O que torna Os Fabelmans mais interessante, porém, não é esse resgate nostálgico, e sim a consciência dos processos e dos custos de reordenar o mundo a partir da fabulação. Discutir essa consciência soa como uma novidade no cinema de Spielberg, que nunca foi muito de metalinguagem e desde sempre tratou a busca pelo controle como a pedra angular do seu trabalho imaginativo. Em uma cena de Os Fabelmans, um estudante mais velho oferece maconha para Sam com a promessa de que a droga revelará que tudo no mundo está fora de controle, “e tudo bem”. Sam recusa o baseado pois diz que já sabe.
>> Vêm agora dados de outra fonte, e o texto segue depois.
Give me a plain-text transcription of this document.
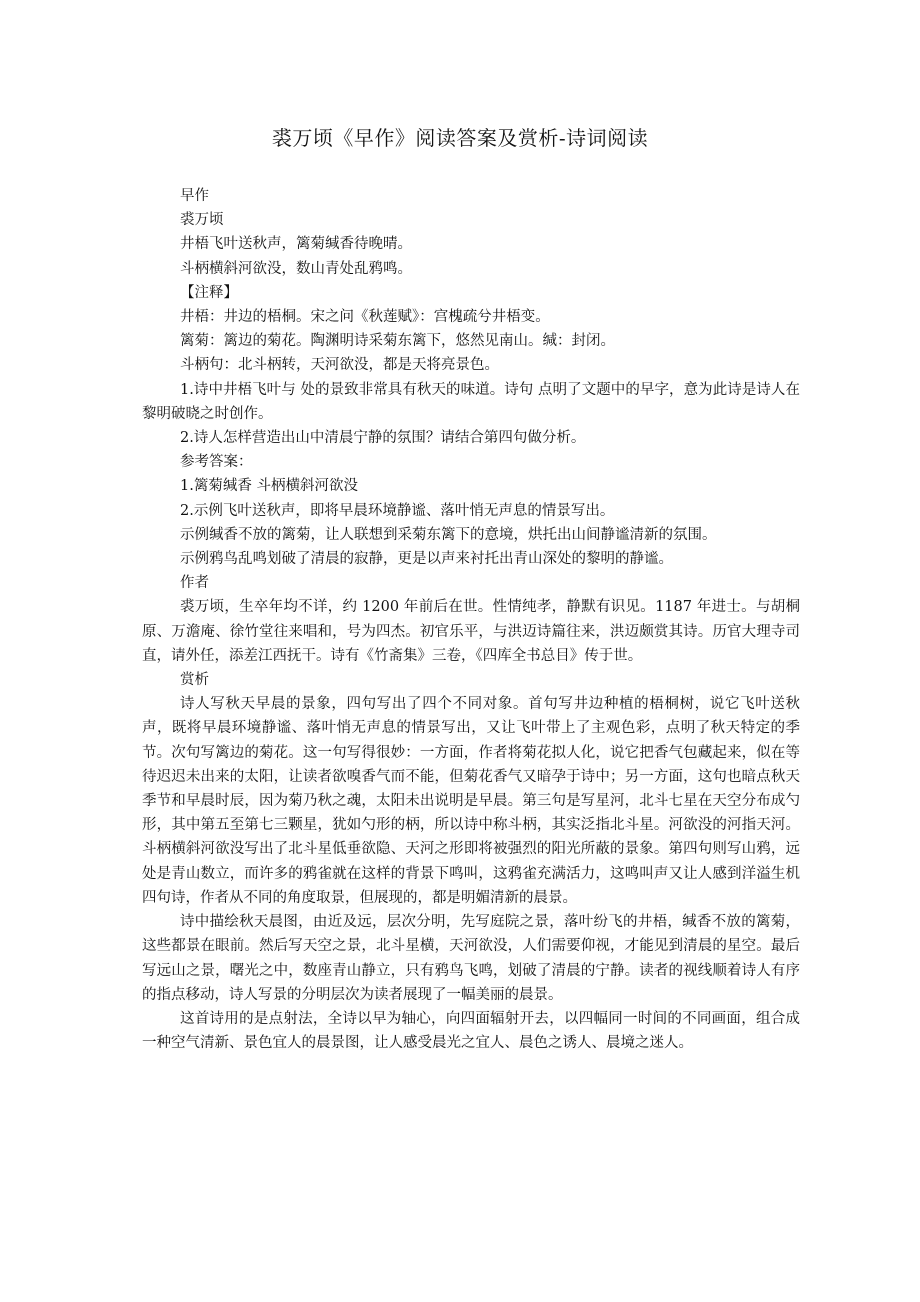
裘万顷《早作》阅读答案及赏析-诗词阅读

早作

裘万顷

井梧飞叶送秋声，篱菊缄香待晚晴。

斗柄横斜河欲没，数山青处乱鸦鸣。

【注释】

井梧：井边的梧桐。宋之问《秋莲赋》：宫槐疏兮井梧变。

篱菊：篱边的菊花。陶渊明诗采菊东篱下，悠然见南山。缄：封闭。

斗柄句：北斗柄转，天河欲没，都是天将亮景色。

1.诗中井梧飞叶与 处的景致非常具有秋天的味道。诗句 点明了文题中的早字，意为此诗是诗人在黎明破晓之时创作。

2.诗人怎样营造出山中清晨宁静的氛围？请结合第四句做分析。

参考答案：

1.篱菊缄香 斗柄横斜河欲没

2.示例飞叶送秋声，即将早晨环境静谧、落叶悄无声息的情景写出。

示例缄香不放的篱菊，让人联想到采菊东篱下的意境，烘托出山间静谧清新的氛围。

示例鸦鸟乱鸣划破了清晨的寂静，更是以声来衬托出青山深处的黎明的静谧。

作者

裘万顷，生卒年均不详，约 1200 年前后在世。性情纯孝，静默有识见。1187 年进士。与胡桐原、万澹庵、徐竹堂往来唱和，号为四杰。初官乐平，与洪迈诗篇往来，洪迈颇赏其诗。历官大理寺司直，请外任，添差江西抚干。诗有《竹斋集》三卷，《四库全书总目》传于世。

赏析

诗人写秋天早晨的景象，四句写出了四个不同对象。首句写井边种植的梧桐树，说它飞叶送秋声，既将早晨环境静谧、落叶悄无声息的情景写出，又让飞叶带上了主观色彩，点明了秋天特定的季节。次句写篱边的菊花。这一句写得很妙：一方面，作者将菊花拟人化，说它把香气包藏起来，似在等待迟迟未出来的太阳，让读者欲嗅香气而不能，但菊花香气又暗孕于诗中；另一方面，这句也暗点秋天季节和早晨时辰，因为菊乃秋之魂，太阳未出说明是早晨。第三句是写星河，北斗七星在天空分布成勺形，其中第五至第七三颗星，犹如勺形的柄，所以诗中称斗柄，其实泛指北斗星。河欲没的河指天河。斗柄横斜河欲没写出了北斗星低垂欲隐、天河之形即将被强烈的阳光所蔽的景象。第四句则写山鸦，远处是青山数立，而许多的鸦雀就在这样的背景下鸣叫，这鸦雀充满活力，这鸣叫声又让人感到洋溢生机四句诗，作者从不同的角度取景，但展现的，都是明媚清新的晨景。

诗中描绘秋天晨图，由近及远，层次分明，先写庭院之景，落叶纷飞的井梧，缄香不放的篱菊，这些都景在眼前。然后写天空之景，北斗星横，天河欲没，人们需要仰视，才能见到清晨的星空。最后写远山之景，曙光之中，数座青山静立，只有鸦鸟飞鸣，划破了清晨的宁静。读者的视线顺着诗人有序的指点移动，诗人写景的分明层次为读者展现了一幅美丽的晨景。

这首诗用的是点射法，全诗以早为轴心，向四面辐射开去，以四幅同一时间的不同画面，组合成一种空气清新、景色宜人的晨景图，让人感受晨光之宜人、晨色之诱人、晨境之迷人。
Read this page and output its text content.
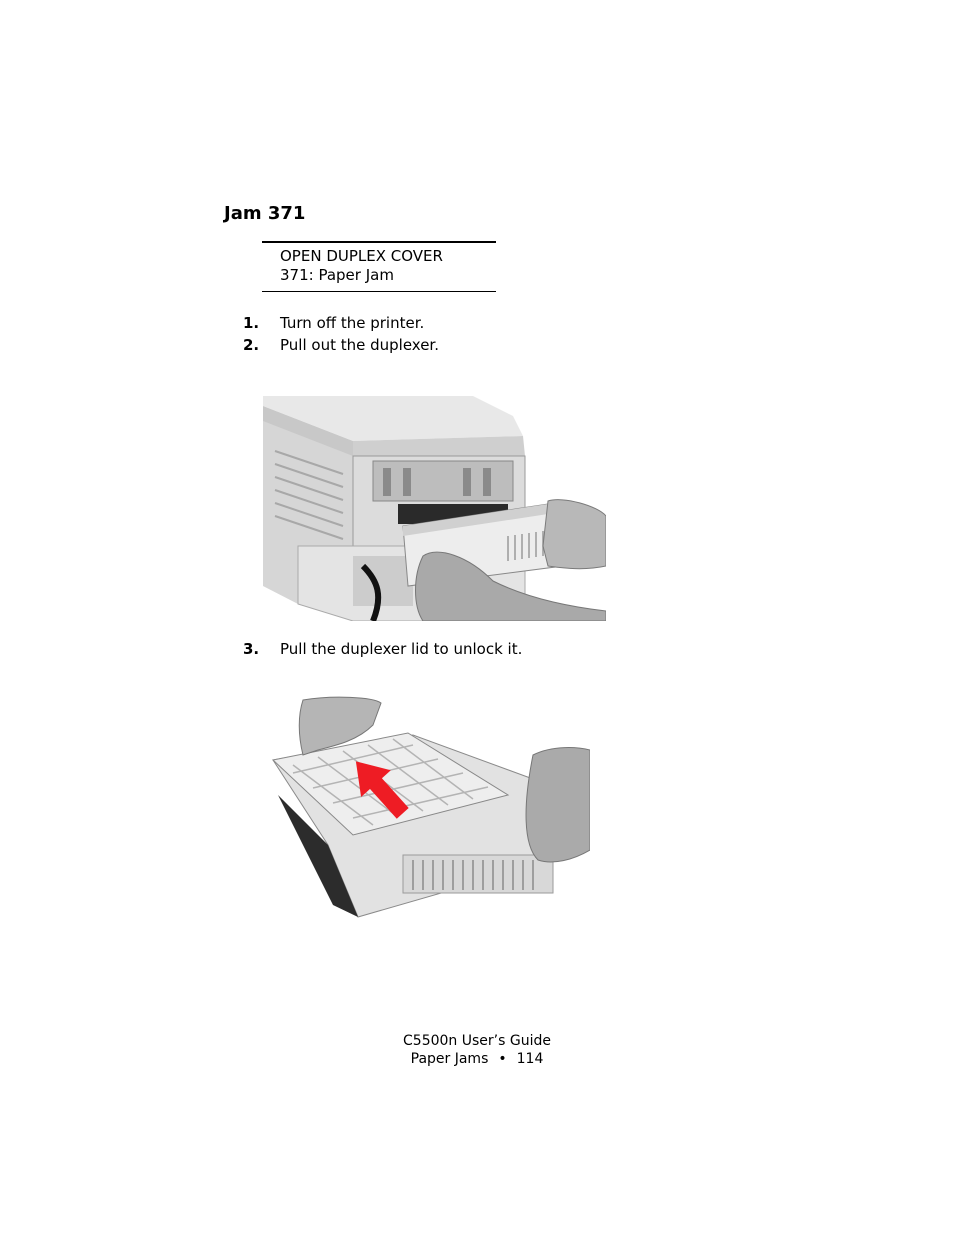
Jam 371
OPEN DUPLEX COVER
371: Paper Jam
1. Turn off the printer.
2. Pull out the duplexer.
3. Pull the duplexer lid to unlock it.
C5500n User’s Guide
Paper Jams • 114
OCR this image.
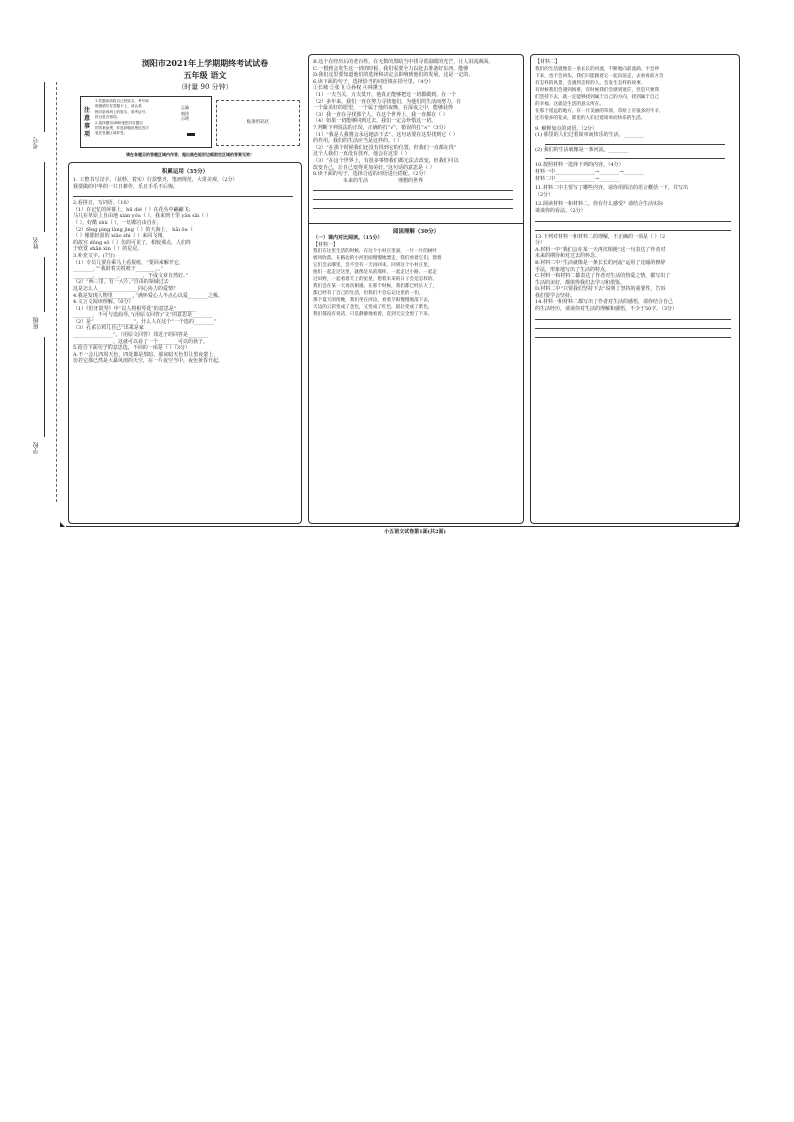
考号
姓名
班级
学校
浏阳市2021年上学期期终考试试卷
五年级 语文
（时量 90 分钟）
注
意
事
项
1.答题前请将自己的姓名、考号和
班级填写在答题卡上，请认真
核对条形码上的姓名、准考证号、
科目是否相同。
2.选择题用2B铅笔把对应题目
的答案涂黑，非选择题用黑色签字
笔在答题区域作答。
正确
填涂
示例
贴条形码区
请在各题目的答题区域内作答，超出黑色矩形边框限定区域的答案无效！
积累运用（35分）
1. 工整书写汉字。（获秒、着实）行款整齐，笔画规范，大常美观。（2分）
我要做的中华的一只日耕作，乐且手乐不后悔。
2.看拼音，写词语。（10）
（1）在记忆的屏幕上，hū dié（ ）在花丛中翩翩飞；
马儿在草原上自由地 xián yóu（ ），我来到千里 yǎn sāi（ ）
（ ），好酷 shù（ ），一切都自由自在。
（2）fēng pìng làng jìng（ ）的大海上， hǎi ōu（
（ ）像那轻盈的 xiǎo zhì（ ）来回飞翔，
的故宫 dǒng sǒ（ ）仿的可见了，相较那点，人们终
于欣赏 shǎn xìn（ ）的星星。
3.补充文字。(7分)
（1）专员儿要在乘马上看报纸，“要回来解开它，
________，”“我鼓着尖锐哨子________，。”
________，________，________，不成文章自然好。”
（2）“两三里，有一大片。”自由的领域过去
这是怎么人________________同心协力的爱情？
4.我是发现人物里________，”满怀爱心人半点心以爱________之极。
4.文言文阅读理解。（6分）
（1）《伯牙鼓琴》中“以人将相琴选”的意思是“________
________，不可与选曲琴。”(用原文回答)“文”的意思是________
（2）是“________________”。什么人在这个“一个选的________”
（3）孔雀公鸡儿自己“出来是家
________________”。（用原文回答）邻近子的回答是________
________________。这就可以看了一个________可以的孩子。
5.给合下面句子的意思选，不同的一项是（ ）（3分）
A.不一会儿四周天色，四处都是黑暗，那灰暗天色里让黑夜蒙上，
仿若它那已然是大暴风雨的天空，在一片夜空当中，夜色黄昏升起。
B.这个在经历后的老百姓，在无数的黑暗当中找寻着温暖的光芒，让人泪流满面。
C.一想到会发生这一切的时候，我们需要全力以赴去准备好东西，能够
D.我们这里要知道他们的选择和决定会影响到他们的发展，这是一定的。
6.读下面的句子，选择恰当的词语填在括号里。（4分）
①长城 ②张飞 ③孙权 ④林黛玉
（1）一夫当关，万夫莫开，他真正能够把这一切都做到，在一个
（2）多年来，我们一直在努力寻找他们，为他们的生活而努力，有
一个最美好的愿望，一个属于他的夜晚，在深夜之中，能够获得
（3）我一直在寻找那个人，在这个世界上，我一直都在（ ）
（4）如果一切能够回到过去，我们一定会珍惜这一切。
7.判断下列说法的正误，正确的打“√”，错误的打“×”（3分）
（1）“我是人我将会永远地活下去”，这句话要在这里找到它（ ）
的作用，我们的生活应当是这样的。（ ）
（2）“在那个时候我们还没有找到它的位置，但我们一直都在找”
这个人我们一直没有放弃，他会在这里（ ）
（3）“在这个世界上，有很多事情我们都无法去改变，但我们可以
改变自己，让自己变得更加美好。”这句话的意思是（ ）
8.读下面的句子，选择合适的词语进行搭配。（2分）
未来的生活	理想的世界
阅读理解（30分）
（一）课内对比阅读。（15分）
【材料一】
我们在这里生活的时候，在这个小村庄里面，一片一片的树叶
被风吹落，在路边的小河里面慢慢地漂走，我们看着它们，想着
它们会去哪里，会不会有一天再回来，回到这个小村庄里。
他们一起走过这里，就像是从前那样，一起走过小路，一起走
过田野，一起看着天上的星星，想着未来的日子会是怎样的。
我们会在某一天再次相遇，在那个时候，我们都已经长大了，
都已经有了自己的生活，但我们不会忘记这里的一切。
那个夏天的傍晚，我们坐在河边，看着夕阳慢慢地落下去，
天边的云彩变成了金色，又变成了红色，最后变成了紫色，
我们都没有说话，只是静静地看着，直到天完全黑了下来。
【材料二】
我们的生活就像是一条长长的河流，不断地向前流淌，不会停
下来，也不会回头，我们只能跟着它一起向前走，去看看前方会
有怎样的风景，会遇到怎样的人，会发生怎样的故事。
有时候我们会遇到困难，有时候我们会感到迷茫，但是只要我
们坚持下去，就一定能够找到属于自己的方向，找到属于自己
的幸福，这就是生活的意义所在。
在那个遥远的地方，有一片美丽的草原，草原上有很多的牛羊，
还有很多的花朵，那里的人们过着简单而快乐的生活。
9. 解释加点的词语。（2分）
(1) 那里的人们过着简单而快乐的生活，________
(2) 我们的生活就像是一条河流。________
10.按照材料一选择下列的内容。（4分）
材料一中________________→________→________
材料二中________________→________
11.材料二中主要写了哪些内容，请你用简洁的语言概括一下，并写出
（2分）
12.阅读材料一和材料二，你有什么感受？请结合生活实际
谈谈你的看法。（2分）
13.下列对材料一和材料二的理解，不正确的一项是（ ）（2
分）
A.材料一中“我们会在某一天再次相遇”这一句表达了作者对
未来的期待和对过去的怀念。
B.材料二中“生活就像是一条长长的河流”运用了比喻的修辞
手法，形象地写出了生活的特点。
C.材料一和材料二都表达了作者对生活的热爱之情，都写出了
生活的美好，都值得我们去学习和借鉴。
D.材料二中“只要我们坚持下去”说明了坚持的重要性，告诉
我们要学会坚持。
14.材料一和材料二都写出了作者对生活的感悟，请你结合自己
的生活经历，谈谈你对生活的理解和感悟，不少于50字。（3分）
小五语文试卷第1面(共2面)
Apesar das suas muitas incorreções históricas, o livro Easy Riders, Raging Bulls se tornou um best-seller pelo irresistível compêndio de fofocas envolvendo a Nova Hollywood, e uma delas trata justamente da aversão do cineasta às drogas. Nas festas na casa de Brian De Palma, nos anos 1970, Spielberg fazia o tipo que não se misturava, enquanto o anfitrião pairava sobre os demais como uma estranha figura de autoridade e sabedoria. A história viria a provar mesmo que De Palma esteve à frente dos demais em relação à consciência de que o cinema se presta, acima de tudo, a falsear a realidade para melhor reorganizá-la.

Parece inevitável então, e em boa medida previsível, que Os Fabelmans emule De Palma quando precisa lidar com a natureza revelatória do cinema e as pulsões que engendra. Isso se dá em duas cenas principalmente. Primeiro, o momento em que Sam descobre o adultério diante da moviola, homenagem ao Um Tiro na Noite (1981) de De Palma. Depois, quando Sam assiste meio apartado, sentado na escada da sala, como um espectador, à dissolução da sua família, antes de olhar para um espelho e ver a si mesmo registrando a cena com uma câmera. A velocidade com que Spielberg faz o traveling para o espelho e o tempo mais curto do plano, de corte rápido, envergonhado, denotam a perversidade desse Sam “verdadeiro”, e a exemplo da cena do elevador em Vestida para Matar (1980) os filmes de De Palma sempre recorreram aos espelhos para revelar a natureza falsa-real das imagens, sua dualidade.

Encarar Os Fabelmans apenas como uma memória romantizada da paixão pela arte é ignorar todo esse lado perverso que o olhar do artista carrega consigo, e que está latente e impresso no filme autobiográfico de Spielberg de uma forma muito consciente. A narrativa parte de um lugar testamental para honrar a família e as influências do diretor, mas o que Os Fabelmans consegue realizar ao final é um feito maior: conciliar dois sistemas quase conflitantes de crença, o classicismo de John Ford e o maneirismo de De Palma, e enxergar esses dois pontos da história do cinema como eles são de fato, uma linha contínua, evolutiva, de construção e desvelamento do mundo.